Sérgio Britto recorded the first take of his lead vocals while overhearing a conversation between producer Liminha and Evandro Mesquita about spearfishing, which made him angry. He wanted to record a second performance, but his bandmates convinced him the first attempt was fine. He only had three minutes to record his part.

Originally, nobody wanted to take on lead vocals for the song, which Bellotto wrote having Paulo Miklos in mind. The members didn't even think "Polícia" had any potential at all. Since Britto only sang two other songs from the album ("AA UU" and "Homem Primata"), he ended up singing "Polícia", as well.

By the time of the album's release, Bellotto said it would be naïve to think a country doesn't need the police to fight criminals and murderers, but he believed he didn't need the police in his life when he was arrested for heroin possession.
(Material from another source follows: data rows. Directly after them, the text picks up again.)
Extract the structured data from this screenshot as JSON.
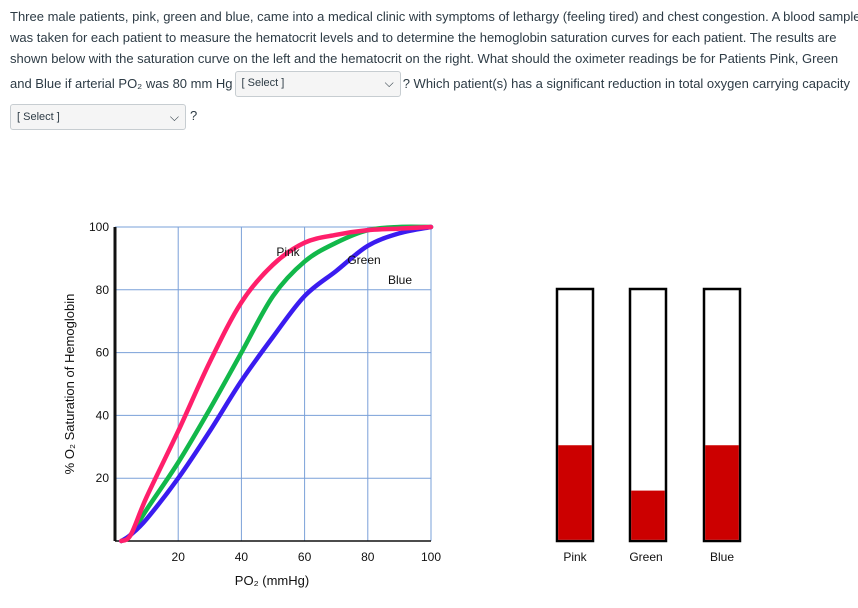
{
  "question": {
    "line1": "Three male patients, pink, green and blue, came into a medical clinic with symptoms of lethargy (feeling tired) and chest congestion.  A blood sample",
    "line2": "was taken for each patient to measure the hematocrit levels and to determine the hemoglobin saturation curves for each patient. The results are",
    "line3": "shown below with the saturation curve on the left and the hematocrit on the right.  What should the oximeter readings be for Patients Pink, Green",
    "line4_before": "and Blue if arterial PO₂ was 80 mm Hg",
    "line4_after": "? Which patient(s) has a significant reduction in total oxygen carrying capacity",
    "after_select2": "?"
  },
  "selects": {
    "select1_value": "[ Select ]",
    "select2_value": "[ Select ]"
  },
  "chart_data": [
    {
      "type": "line",
      "xlabel": "PO₂ (mmHg)",
      "ylabel": "% O₂ Saturation of Hemoglobin",
      "xlim": [
        0,
        100
      ],
      "ylim": [
        0,
        100
      ],
      "xticks": [
        20,
        40,
        60,
        80,
        100
      ],
      "yticks": [
        20,
        40,
        60,
        80,
        100
      ],
      "grid": true,
      "series": [
        {
          "name": "Pink",
          "color": "#ff1f6b",
          "x": [
            2,
            5,
            10,
            20,
            30,
            40,
            50,
            60,
            70,
            80,
            90,
            100
          ],
          "y": [
            0,
            2,
            14,
            35,
            57,
            76,
            88,
            95,
            97.5,
            99,
            99.5,
            100
          ]
        },
        {
          "name": "Green",
          "color": "#12b84a",
          "x": [
            2,
            5,
            10,
            20,
            30,
            40,
            50,
            60,
            70,
            80,
            90,
            100
          ],
          "y": [
            0,
            2,
            10,
            25,
            42,
            60,
            78,
            89,
            95,
            99,
            100,
            100
          ]
        },
        {
          "name": "Blue",
          "color": "#3a1cf0",
          "x": [
            2,
            5,
            10,
            20,
            30,
            40,
            50,
            60,
            70,
            80,
            90,
            100
          ],
          "y": [
            0,
            2,
            7,
            20,
            35,
            51,
            65,
            78,
            86,
            94,
            98,
            100
          ]
        }
      ]
    },
    {
      "type": "bar",
      "categories": [
        "Pink",
        "Green",
        "Blue"
      ],
      "values": [
        38,
        20,
        38
      ],
      "ylim": [
        0,
        100
      ],
      "color": "#cc0000"
    }
  ]
}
The song was covered by Brazilian band Sepultura. It was included on their albums Blood-Rooted (1997), Under a Pale Grey Sky (2002), the covered song was featured exclusively on the soundtrack version of Tales from the Crypt presents: Demon Knight (1995) and also on the Brazilian edition of Chaos A.D.. Originally, it was released as a B-side on the "Territory" single, released by Roadrunner Records.

"Polícia" was featured in the soundtrack of Elite Squad. A version of the song was used as the opening theme for a Rede Globo TV series called Força-Tarefa.